Dan is het mijn beurt.

Ik praat zachtjes, mijn blik gericht op de tafel, hopend dat hij me niet zal onderbreken. Ik wil het maar één keer hoeven zeggen.

‘Het was een lange dag geweest. Ik had een tentoonstelling aan de andere kant van de stad en ik was moe. Het regende en het zicht was slecht.’ Ik praat rustig, met korte zinnen. Ik wil uitleggen hoe het is gebeurd zonder een verdedigende indruk te maken. Niet dat ik zou kunnen verdedigen wat er is gebeurd. Ik heb vaak nagedacht over wat ik zou zeggen als het ooit zover zou komen, maar nu het zover is, klinken de woorden lomp en onoprecht.

‘Hij kwam uit het niets,’ zeg ik. ‘Het ene ogenblik was de weg vrij, het volgende ogenblik holde hij voor mijn auto langs. Een jongetje met een blauwe muts en rode wanten. Ik kon niets doen. Er was geen tijd.’
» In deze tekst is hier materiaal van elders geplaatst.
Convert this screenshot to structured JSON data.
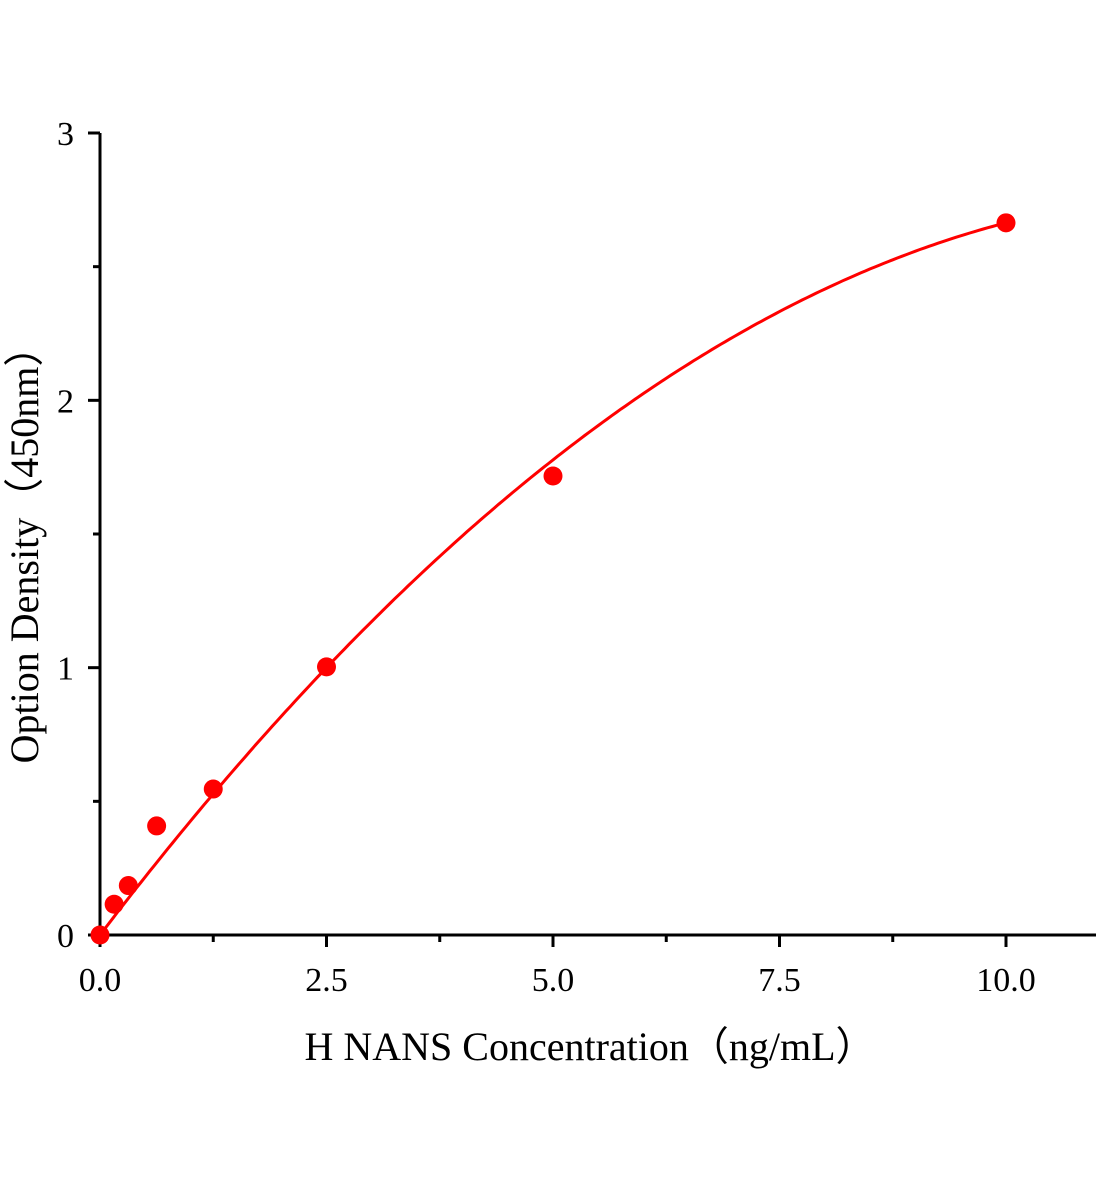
{
  "chart_data": {
    "type": "scatter",
    "title": "",
    "xlabel": "H NANS Concentration（ng/mL）",
    "ylabel": "Option Density（450nm）",
    "xlim": [
      0,
      11
    ],
    "ylim": [
      0,
      3
    ],
    "x_ticks": [
      0.0,
      2.5,
      5.0,
      7.5,
      10.0
    ],
    "x_tick_labels": [
      "0.0",
      "2.5",
      "5.0",
      "7.5",
      "10.0"
    ],
    "y_ticks": [
      0,
      1,
      2,
      3
    ],
    "y_tick_labels": [
      "0",
      "1",
      "2",
      "3"
    ],
    "grid": false,
    "legend": "none",
    "color": "#ff0000",
    "points": [
      {
        "x": 0,
        "y": 0.0
      },
      {
        "x": 0.156,
        "y": 0.115
      },
      {
        "x": 0.3125,
        "y": 0.185
      },
      {
        "x": 0.625,
        "y": 0.408
      },
      {
        "x": 1.25,
        "y": 0.546
      },
      {
        "x": 2.5,
        "y": 1.003
      },
      {
        "x": 5.0,
        "y": 1.717
      },
      {
        "x": 10.0,
        "y": 2.664
      }
    ],
    "fit_curve": true
  }
}
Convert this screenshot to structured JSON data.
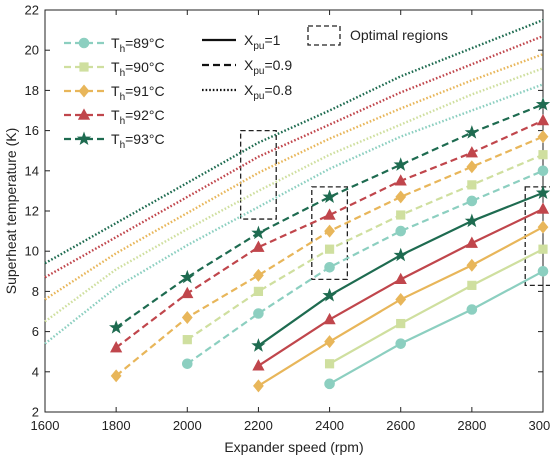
{
  "chart_data": {
    "type": "line",
    "xlabel": "Expander speed (rpm)",
    "ylabel": "Superheat temperature (K)",
    "xlim": [
      1600,
      3000
    ],
    "ylim": [
      2,
      22
    ],
    "xticks": [
      1600,
      1800,
      2000,
      2200,
      2400,
      2600,
      2800,
      3000
    ],
    "yticks": [
      2,
      4,
      6,
      8,
      10,
      12,
      14,
      16,
      18,
      20,
      22
    ],
    "grid": false,
    "legend_position": "top-left",
    "temperatures": [
      {
        "label": "T",
        "sub": "h",
        "rest": "=89°C",
        "color": "#8ccfc0",
        "marker": "circle"
      },
      {
        "label": "T",
        "sub": "h",
        "rest": "=90°C",
        "color": "#cfdf9f",
        "marker": "square"
      },
      {
        "label": "T",
        "sub": "h",
        "rest": "=91°C",
        "color": "#e8b65a",
        "marker": "diamond"
      },
      {
        "label": "T",
        "sub": "h",
        "rest": "=92°C",
        "color": "#c0464c",
        "marker": "triangle"
      },
      {
        "label": "T",
        "sub": "h",
        "rest": "=93°C",
        "color": "#1e6b50",
        "marker": "star"
      }
    ],
    "ratios": [
      {
        "label": "X",
        "sub": "pu",
        "rest": "=1",
        "dash": "solid"
      },
      {
        "label": "X",
        "sub": "pu",
        "rest": "=0.9",
        "dash": "dashed"
      },
      {
        "label": "X",
        "sub": "pu",
        "rest": "=0.8",
        "dash": "dotted"
      }
    ],
    "optimal_label": "Optimal regions",
    "series": [
      {
        "temp": 0,
        "ratio": 0,
        "x": [
          2400,
          2600,
          2800,
          3000
        ],
        "y": [
          3.4,
          5.4,
          7.1,
          9.0
        ]
      },
      {
        "temp": 1,
        "ratio": 0,
        "x": [
          2400,
          2600,
          2800,
          3000
        ],
        "y": [
          4.4,
          6.4,
          8.3,
          10.1
        ]
      },
      {
        "temp": 2,
        "ratio": 0,
        "x": [
          2200,
          2400,
          2600,
          2800,
          3000
        ],
        "y": [
          3.3,
          5.5,
          7.6,
          9.3,
          11.2
        ]
      },
      {
        "temp": 3,
        "ratio": 0,
        "x": [
          2200,
          2400,
          2600,
          2800,
          3000
        ],
        "y": [
          4.3,
          6.6,
          8.6,
          10.4,
          12.1
        ]
      },
      {
        "temp": 4,
        "ratio": 0,
        "x": [
          2200,
          2400,
          2600,
          2800,
          3000
        ],
        "y": [
          5.3,
          7.8,
          9.8,
          11.5,
          12.9
        ]
      },
      {
        "temp": 0,
        "ratio": 1,
        "x": [
          2000,
          2200,
          2400,
          2600,
          2800,
          3000
        ],
        "y": [
          4.4,
          6.9,
          9.2,
          11.0,
          12.5,
          14.0
        ]
      },
      {
        "temp": 1,
        "ratio": 1,
        "x": [
          2000,
          2200,
          2400,
          2600,
          2800,
          3000
        ],
        "y": [
          5.6,
          8.0,
          10.1,
          11.8,
          13.3,
          14.8
        ]
      },
      {
        "temp": 2,
        "ratio": 1,
        "x": [
          1800,
          2000,
          2200,
          2400,
          2600,
          2800,
          3000
        ],
        "y": [
          3.8,
          6.7,
          8.8,
          11.0,
          12.7,
          14.2,
          15.7
        ]
      },
      {
        "temp": 3,
        "ratio": 1,
        "x": [
          1800,
          2000,
          2200,
          2400,
          2600,
          2800,
          3000
        ],
        "y": [
          5.2,
          7.9,
          10.2,
          11.8,
          13.5,
          14.9,
          16.5
        ]
      },
      {
        "temp": 4,
        "ratio": 1,
        "x": [
          1800,
          2000,
          2200,
          2400,
          2600,
          2800,
          3000
        ],
        "y": [
          6.2,
          8.7,
          10.9,
          12.7,
          14.3,
          15.9,
          17.3
        ]
      },
      {
        "temp": 0,
        "ratio": 2,
        "x": [
          1600,
          1800,
          2000,
          2200,
          2400,
          2600,
          2800,
          3000
        ],
        "y": [
          5.4,
          8.2,
          10.3,
          12.2,
          14.1,
          15.7,
          17.0,
          18.3
        ]
      },
      {
        "temp": 1,
        "ratio": 2,
        "x": [
          1600,
          1800,
          2000,
          2200,
          2400,
          2600,
          2800,
          3000
        ],
        "y": [
          6.5,
          9.1,
          11.1,
          13.0,
          14.8,
          16.3,
          17.8,
          19.1
        ]
      },
      {
        "temp": 2,
        "ratio": 2,
        "x": [
          1600,
          1800,
          2000,
          2200,
          2400,
          2600,
          2800,
          3000
        ],
        "y": [
          7.6,
          9.9,
          11.9,
          13.9,
          15.6,
          17.1,
          18.5,
          19.8
        ]
      },
      {
        "temp": 3,
        "ratio": 2,
        "x": [
          1600,
          1800,
          2000,
          2200,
          2400,
          2600,
          2800,
          3000
        ],
        "y": [
          8.7,
          10.7,
          12.7,
          14.7,
          16.3,
          17.9,
          19.3,
          20.7
        ]
      },
      {
        "temp": 4,
        "ratio": 2,
        "x": [
          1600,
          1800,
          2000,
          2200,
          2400,
          2600,
          2800,
          3000
        ],
        "y": [
          9.4,
          11.4,
          13.4,
          15.4,
          17.0,
          18.7,
          20.1,
          21.5
        ]
      }
    ],
    "optimal_regions": [
      {
        "x": [
          2150,
          2250
        ],
        "y": [
          11.6,
          16.0
        ]
      },
      {
        "x": [
          2350,
          2450
        ],
        "y": [
          8.6,
          13.2
        ]
      },
      {
        "x": [
          2950,
          3050
        ],
        "y": [
          8.3,
          13.2
        ]
      }
    ]
  }
}
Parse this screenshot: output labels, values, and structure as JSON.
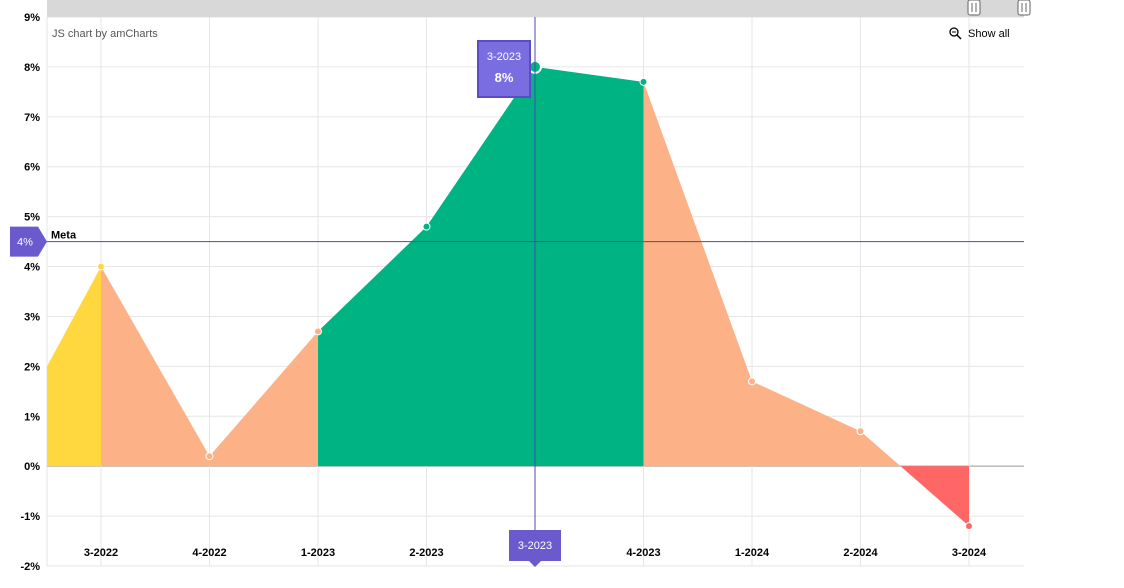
{
  "credit": "JS chart by amCharts",
  "show_all_label": "Show all",
  "goal": {
    "label": "Meta",
    "value": 4.5,
    "badge": "4%"
  },
  "cursor": {
    "category": "3-2023",
    "tooltip_category": "3-2023",
    "tooltip_value": "8%"
  },
  "colors": {
    "above_goal": "#00b383",
    "below_goal": "#fcb187",
    "negative": "#ff6666",
    "first_segment": "#ffd83f",
    "goal_line": "#5148a8",
    "accent": "#6a5acd",
    "grid": "#e6e6e6",
    "scrollbar": "#d8d8d8"
  },
  "chart_data": {
    "type": "area",
    "title": "",
    "xlabel": "",
    "ylabel": "",
    "categories": [
      "3-2022",
      "4-2022",
      "1-2023",
      "2-2023",
      "3-2023",
      "4-2023",
      "1-2024",
      "2-2024",
      "3-2024"
    ],
    "series": [
      {
        "values": [
          4.0,
          0.2,
          2.7,
          4.8,
          8.0,
          7.7,
          1.7,
          0.7,
          -1.2
        ]
      }
    ],
    "first_point_value": 2.0,
    "ylim": [
      -2,
      9
    ],
    "y_ticks": [
      -2,
      -1,
      0,
      1,
      2,
      3,
      4,
      5,
      6,
      7,
      8,
      9
    ],
    "y_tick_labels": [
      "-2%",
      "-1%",
      "0%",
      "1%",
      "2%",
      "3%",
      "4%",
      "5%",
      "6%",
      "7%",
      "8%",
      "9%"
    ],
    "grid": true,
    "legend": "none"
  }
}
Ik klem mijn handen om de rand van de tafel om grip op het heden te houden, want het verleden dreigt de overhand te krijgen. Ik hoor het piepen van de banden, ruik de scherpe geur van het smeulende rubber op het natte wegdek. Toen Jacob de voorruit raakte, bevond hij zich heel even slechts een paar centimeter bij me vandaan. Ik had mijn hand kunnen uitsteken naar zijn gezicht achter het glas. Maar hij werd door de lucht geslingerd en smakte op de straat neer. Toen pas zag ik zijn moeder, die zich over de levenloze jongen boog en haar vingers in zijn hals legde. Toen ze zijn hart niet voelde kloppen, gilde ze; een oergeluid dat alle lucht uit haar longen perste, en door de gebarsten ruit zag ik tot mijn afgrijzen onder het hoofd van de jongen een plas bloed die zich langzaam verspreidde en de natte straat rood kleurde in het licht van de koplampen.

‘Waarom bent u niet gestopt en uitgestapt? Waarom hebt u geen ambulance gebeld?’

Met moeite keer ik terug naar het heden. Ik staar de inspecteur aan. Ik was zijn bestaan bijna vergeten.